Photo by Adam Ledlow
GRAND BEND, Ont. – Both big rigs and race trucks put the pedal to the metal on the quarter-mile drag strip at the Grand Bend Motorplex, vying for the fastest time at the Earl Hardy Big Rig Nationals Sept. 8.
The total number of racers at the annual event was up from last year, with “Big Rig” as the single largest class with 36 entrants.
The show’s fastest truck was a Chevy S-10 in the Race Truck category, which clocked an astounding nine-second finish and reached speeds of 140 mph. The quickest big rig at the show was unquestionably the Gord Cooper’s “Smokin’ Gun” which ran a 12.27-second time with a top speed of 110 mph.
Cooper and his 1968 Kenworth recently captured the Diesel Drag Racing Association’s North American speed record for Pro-Rigs (For the full story, see p. 33).
According to organizer, Ron Biekx, Cooper was on pace to reset the record on this pass, but wind shear at the top end of the track forced him to lift off the throttle early.

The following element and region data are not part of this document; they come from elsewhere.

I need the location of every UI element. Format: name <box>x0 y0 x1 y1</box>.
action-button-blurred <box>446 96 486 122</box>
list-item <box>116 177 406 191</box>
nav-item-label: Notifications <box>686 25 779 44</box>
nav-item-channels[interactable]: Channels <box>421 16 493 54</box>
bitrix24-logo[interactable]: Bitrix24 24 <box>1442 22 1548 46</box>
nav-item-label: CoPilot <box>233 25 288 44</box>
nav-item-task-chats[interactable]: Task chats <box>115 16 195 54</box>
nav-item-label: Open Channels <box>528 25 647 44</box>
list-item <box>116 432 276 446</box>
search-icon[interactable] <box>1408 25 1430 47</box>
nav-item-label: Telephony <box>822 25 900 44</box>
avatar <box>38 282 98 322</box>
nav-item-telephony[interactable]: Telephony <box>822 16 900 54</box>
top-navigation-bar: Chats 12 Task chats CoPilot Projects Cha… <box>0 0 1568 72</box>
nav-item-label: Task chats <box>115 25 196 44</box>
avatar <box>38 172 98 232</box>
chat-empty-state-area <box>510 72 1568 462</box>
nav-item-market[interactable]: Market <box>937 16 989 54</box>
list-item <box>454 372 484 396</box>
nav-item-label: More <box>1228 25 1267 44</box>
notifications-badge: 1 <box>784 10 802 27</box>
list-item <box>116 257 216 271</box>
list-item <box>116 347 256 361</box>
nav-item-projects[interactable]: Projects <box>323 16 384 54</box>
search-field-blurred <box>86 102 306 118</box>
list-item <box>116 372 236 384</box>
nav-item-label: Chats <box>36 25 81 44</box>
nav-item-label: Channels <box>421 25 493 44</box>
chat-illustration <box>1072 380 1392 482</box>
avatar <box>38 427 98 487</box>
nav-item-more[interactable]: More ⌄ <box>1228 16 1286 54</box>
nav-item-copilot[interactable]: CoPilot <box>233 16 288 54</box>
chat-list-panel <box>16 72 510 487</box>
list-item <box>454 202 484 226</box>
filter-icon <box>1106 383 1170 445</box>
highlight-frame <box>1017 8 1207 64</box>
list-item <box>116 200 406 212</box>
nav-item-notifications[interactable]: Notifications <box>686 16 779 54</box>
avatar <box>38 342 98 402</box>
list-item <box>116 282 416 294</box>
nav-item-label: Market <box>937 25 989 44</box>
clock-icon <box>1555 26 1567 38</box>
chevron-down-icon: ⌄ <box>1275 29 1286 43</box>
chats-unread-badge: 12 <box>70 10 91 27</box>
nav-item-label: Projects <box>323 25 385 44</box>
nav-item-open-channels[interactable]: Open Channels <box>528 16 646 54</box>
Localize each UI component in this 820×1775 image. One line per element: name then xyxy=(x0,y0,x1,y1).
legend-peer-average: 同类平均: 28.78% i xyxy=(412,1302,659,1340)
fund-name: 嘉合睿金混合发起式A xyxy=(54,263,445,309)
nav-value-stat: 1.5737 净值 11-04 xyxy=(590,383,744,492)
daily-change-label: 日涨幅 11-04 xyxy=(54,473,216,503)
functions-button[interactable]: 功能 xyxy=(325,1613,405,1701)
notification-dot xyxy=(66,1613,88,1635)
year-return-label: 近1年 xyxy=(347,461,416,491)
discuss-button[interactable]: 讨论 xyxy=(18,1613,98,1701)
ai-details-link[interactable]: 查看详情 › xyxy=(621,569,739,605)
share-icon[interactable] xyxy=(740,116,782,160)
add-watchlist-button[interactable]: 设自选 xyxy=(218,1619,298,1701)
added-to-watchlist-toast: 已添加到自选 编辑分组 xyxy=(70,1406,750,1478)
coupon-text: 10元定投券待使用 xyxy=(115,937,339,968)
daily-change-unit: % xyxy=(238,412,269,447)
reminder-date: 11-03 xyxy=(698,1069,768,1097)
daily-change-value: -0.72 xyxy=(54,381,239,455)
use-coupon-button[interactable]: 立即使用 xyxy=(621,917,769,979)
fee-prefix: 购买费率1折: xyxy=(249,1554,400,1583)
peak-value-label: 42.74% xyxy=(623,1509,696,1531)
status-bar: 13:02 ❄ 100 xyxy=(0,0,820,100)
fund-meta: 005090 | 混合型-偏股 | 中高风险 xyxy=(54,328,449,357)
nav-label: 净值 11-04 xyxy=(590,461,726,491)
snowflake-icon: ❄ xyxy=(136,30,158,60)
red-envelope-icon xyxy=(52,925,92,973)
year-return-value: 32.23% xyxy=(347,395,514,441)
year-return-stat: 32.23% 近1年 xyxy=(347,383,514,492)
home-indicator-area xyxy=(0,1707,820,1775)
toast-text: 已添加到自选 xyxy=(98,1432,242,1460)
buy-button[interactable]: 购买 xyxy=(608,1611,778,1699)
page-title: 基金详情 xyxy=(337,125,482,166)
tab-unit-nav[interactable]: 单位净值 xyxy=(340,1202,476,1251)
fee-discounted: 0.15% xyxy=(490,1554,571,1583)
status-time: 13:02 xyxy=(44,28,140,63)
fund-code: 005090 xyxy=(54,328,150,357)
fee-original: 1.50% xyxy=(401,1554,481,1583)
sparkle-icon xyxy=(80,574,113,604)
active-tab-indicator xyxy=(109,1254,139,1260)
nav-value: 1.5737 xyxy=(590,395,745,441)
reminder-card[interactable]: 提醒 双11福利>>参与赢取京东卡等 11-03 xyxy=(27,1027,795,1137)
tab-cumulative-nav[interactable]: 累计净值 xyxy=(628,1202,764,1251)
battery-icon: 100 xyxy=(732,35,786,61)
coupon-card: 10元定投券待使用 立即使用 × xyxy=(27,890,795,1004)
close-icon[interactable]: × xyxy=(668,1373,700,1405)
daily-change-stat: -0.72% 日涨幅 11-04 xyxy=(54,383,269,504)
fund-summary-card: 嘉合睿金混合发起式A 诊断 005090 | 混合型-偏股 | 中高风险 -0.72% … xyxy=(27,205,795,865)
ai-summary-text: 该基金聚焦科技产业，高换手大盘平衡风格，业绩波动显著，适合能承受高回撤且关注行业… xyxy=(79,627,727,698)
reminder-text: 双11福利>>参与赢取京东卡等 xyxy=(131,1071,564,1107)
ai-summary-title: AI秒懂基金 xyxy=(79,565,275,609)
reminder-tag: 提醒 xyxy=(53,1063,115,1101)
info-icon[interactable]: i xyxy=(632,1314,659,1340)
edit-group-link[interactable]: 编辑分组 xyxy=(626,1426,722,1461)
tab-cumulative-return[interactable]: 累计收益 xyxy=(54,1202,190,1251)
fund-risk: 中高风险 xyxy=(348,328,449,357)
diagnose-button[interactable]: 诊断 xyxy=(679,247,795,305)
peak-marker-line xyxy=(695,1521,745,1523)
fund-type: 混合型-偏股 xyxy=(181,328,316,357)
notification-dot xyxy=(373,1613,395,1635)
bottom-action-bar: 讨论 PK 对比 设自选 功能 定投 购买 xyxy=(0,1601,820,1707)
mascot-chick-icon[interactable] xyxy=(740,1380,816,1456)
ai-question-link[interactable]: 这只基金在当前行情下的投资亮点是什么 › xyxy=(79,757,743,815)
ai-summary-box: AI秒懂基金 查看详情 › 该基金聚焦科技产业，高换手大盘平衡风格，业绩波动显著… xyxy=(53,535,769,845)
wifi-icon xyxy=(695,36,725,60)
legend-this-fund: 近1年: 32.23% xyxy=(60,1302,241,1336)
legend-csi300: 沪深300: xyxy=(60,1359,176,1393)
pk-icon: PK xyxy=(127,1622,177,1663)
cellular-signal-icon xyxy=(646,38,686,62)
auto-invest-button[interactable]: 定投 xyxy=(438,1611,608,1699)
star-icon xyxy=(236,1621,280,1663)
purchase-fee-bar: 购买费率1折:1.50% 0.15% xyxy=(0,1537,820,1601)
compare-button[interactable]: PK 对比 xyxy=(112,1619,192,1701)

“It was actually a little spooky to watch a truck that size rocking back and forth like that at over 100 mph,” Biekx said. “I’m glad he lifted, because I don’t think there’s a guardrail anywhere that was designed to handle a truck like that giving it a good punch at 120 mph.”
The winners in the race class of each category included: Gord Kennedy, Big Rig; Dave Denning, Tuff Truck; Doug McKellar, Race Truck; and John Doornbosch, Racer Truck. The event included a Show and Shine competition, with organizers estimating as many as 65 trucks taking part. For the first time since the show began, there was a two-way tie for Best of Show between: Sean Bowker of Sunrise Equipment’s Peterbilt and Doug and Kim Fisher’s 2007 Pete known as ‘The Gambler.’
Other winners included: Legacy Express, Best Fleet; Doug and Kim Fisher, Wildest Custom; Sean Bowker, Best Interior; A/C Hunter, Best ‘D’ Truck and Best Sterling; Dave Cowan, Best Truck/Trailer; Barry Petteplace, Best Vintage and Best Mack; Kevin Holborn, Best Hardy Truck; Dale Horst, Best Day Cab; Paul Hatchley, Bad Ass Truck; Les Thompson, Best Western Star; Dan Hathaway, Best Peterbilt; Dan Miskie, Best Kenworth; Dave Badgegrow, Best Freightliner; and John Cawston, Best Volvo.
The spectator count was down slightly from last year, thanks in part to “Internet weather doomsdayers,” according to Biekx, though he says he was still pleased with the turnout.
“Earl Hardy and the folks from Team Truck Centres were happy with the event, weather forecasts considered, and are looking forward to next year,” Biekx said. He added that organizers are already planning improvements for next year’s show, including a possible dance party, bonfire and corn roast to enhance the “weekend event” feeling.